イザベラは弾切れになった拳銃を投げ捨てると、今度はライターを取り出した。彼女が何かを考えたことくらいは恵梨にもわかる。
――まずい。多分、ライターを手放させないとこちらが不利になる。
恵梨は薙刀をぐっと握りしめた。これから起きることが見える。
――炎……?こんなところに炎を放って何をしたい!?
起こることはわかっても、その行動を起こす相手の考えは読めない。恵梨の能力に弱点があるとすればそこだろう。結果だけがわかって目的がわからなければ、各段に対処しづらくなるのだ。

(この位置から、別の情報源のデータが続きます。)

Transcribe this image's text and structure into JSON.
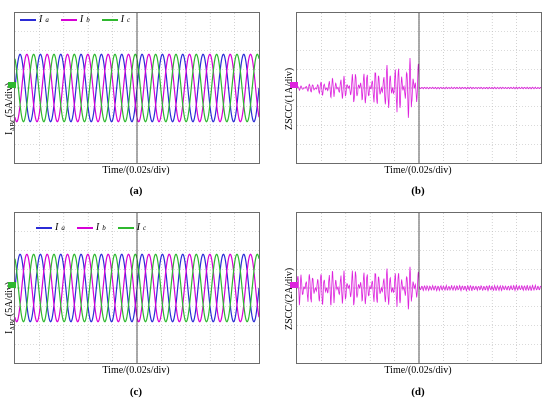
{
  "colors": {
    "Ia": "#2b2bd6",
    "Ib": "#d600d6",
    "Ic": "#2fb82f",
    "zscc": "#dd22dd"
  },
  "panels": {
    "a": {
      "caption": "(a)",
      "ylabel_main": "I",
      "ylabel_sub": "ABC",
      "ylabel_rest": "(5A/div)",
      "xlabel": "Time/(0.02s/div)"
    },
    "b": {
      "caption": "(b)",
      "ylabel": "ZSCC/(1A/div)",
      "xlabel": "Time/(0.02s/div)"
    },
    "c": {
      "caption": "(c)",
      "ylabel_main": "I",
      "ylabel_sub": "ABC",
      "ylabel_rest": "(5A/div)",
      "xlabel": "Time/(0.02s/div)"
    },
    "d": {
      "caption": "(d)",
      "ylabel": "ZSCC/(2A/div)",
      "xlabel": "Time/(0.02s/div)"
    }
  },
  "legend": [
    {
      "name": "I",
      "sub": "a",
      "color": "#2b2bd6"
    },
    {
      "name": "I",
      "sub": "b",
      "color": "#d600d6"
    },
    {
      "name": "I",
      "sub": "c",
      "color": "#2fb82f"
    }
  ],
  "chart_data": [
    {
      "type": "line",
      "panel": "a",
      "x_unit": "s",
      "grid_divisions": [
        10,
        8
      ],
      "series": [
        {
          "name": "Ia",
          "amplitude_div": 1.8,
          "phase_deg": 0
        },
        {
          "name": "Ib",
          "amplitude_div": 1.8,
          "phase_deg": -120
        },
        {
          "name": "Ic",
          "amplitude_div": 1.8,
          "phase_deg": 120
        }
      ],
      "cycles": 12,
      "event_division": 5
    },
    {
      "type": "line",
      "panel": "b",
      "grid_divisions": [
        10,
        8
      ],
      "envelope_div": [
        0.1,
        1.8
      ],
      "after_event_div": 0.05,
      "event_division": 5
    },
    {
      "type": "line",
      "panel": "c",
      "grid_divisions": [
        10,
        8
      ],
      "series": [
        {
          "name": "Ia",
          "amplitude_div": 1.8,
          "phase_deg": 0
        },
        {
          "name": "Ib",
          "amplitude_div": 1.8,
          "phase_deg": -120
        },
        {
          "name": "Ic",
          "amplitude_div": 1.8,
          "phase_deg": 120
        }
      ],
      "cycles": 12,
      "event_division": 5
    },
    {
      "type": "line",
      "panel": "d",
      "grid_divisions": [
        10,
        8
      ],
      "envelope_div": [
        1.0,
        1.2
      ],
      "after_event_div": 0.15,
      "event_division": 5
    }
  ]
}
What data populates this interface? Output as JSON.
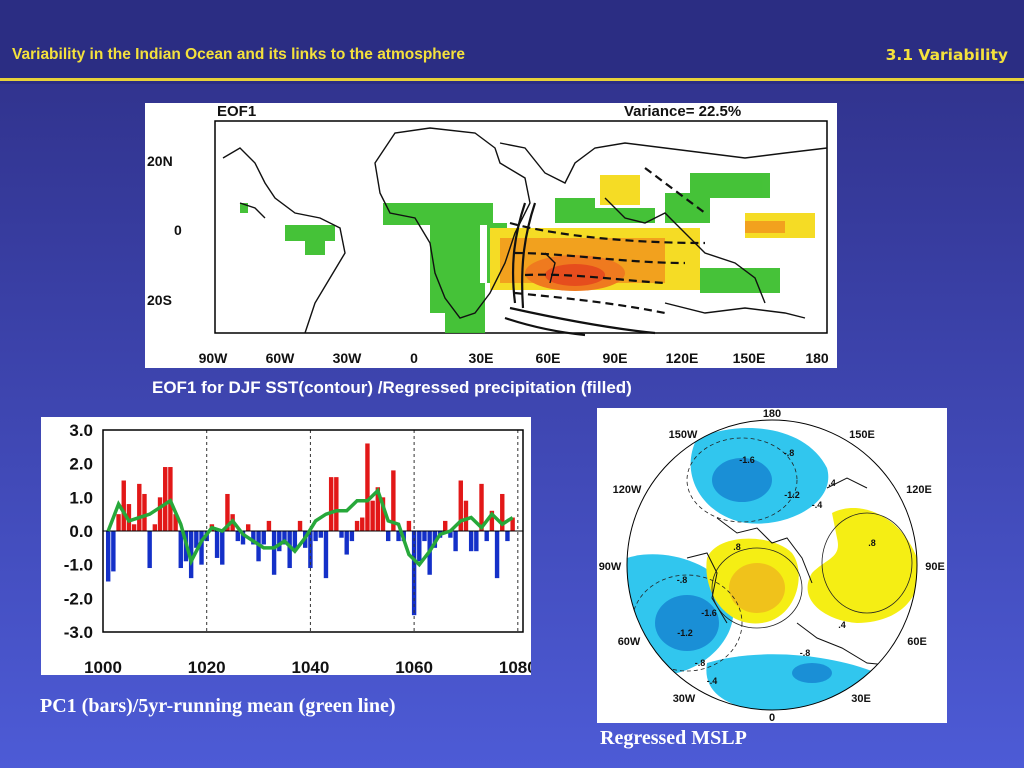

恵梨はイザベラの手首を狙う。どうにか手首を切り落とすことができれば、火を放たれることを防げるのかもしれない。だが。
「あっ、手が滑ったぁ」
イザベラはライターで手袋に火をつけ、それを観葉植物に向かって投げた。恵梨の斬撃がイザベラの手首に当たったのはその後だった。そして――恵梨の薙刀の先端はぼろぼろに崩れ落ちた。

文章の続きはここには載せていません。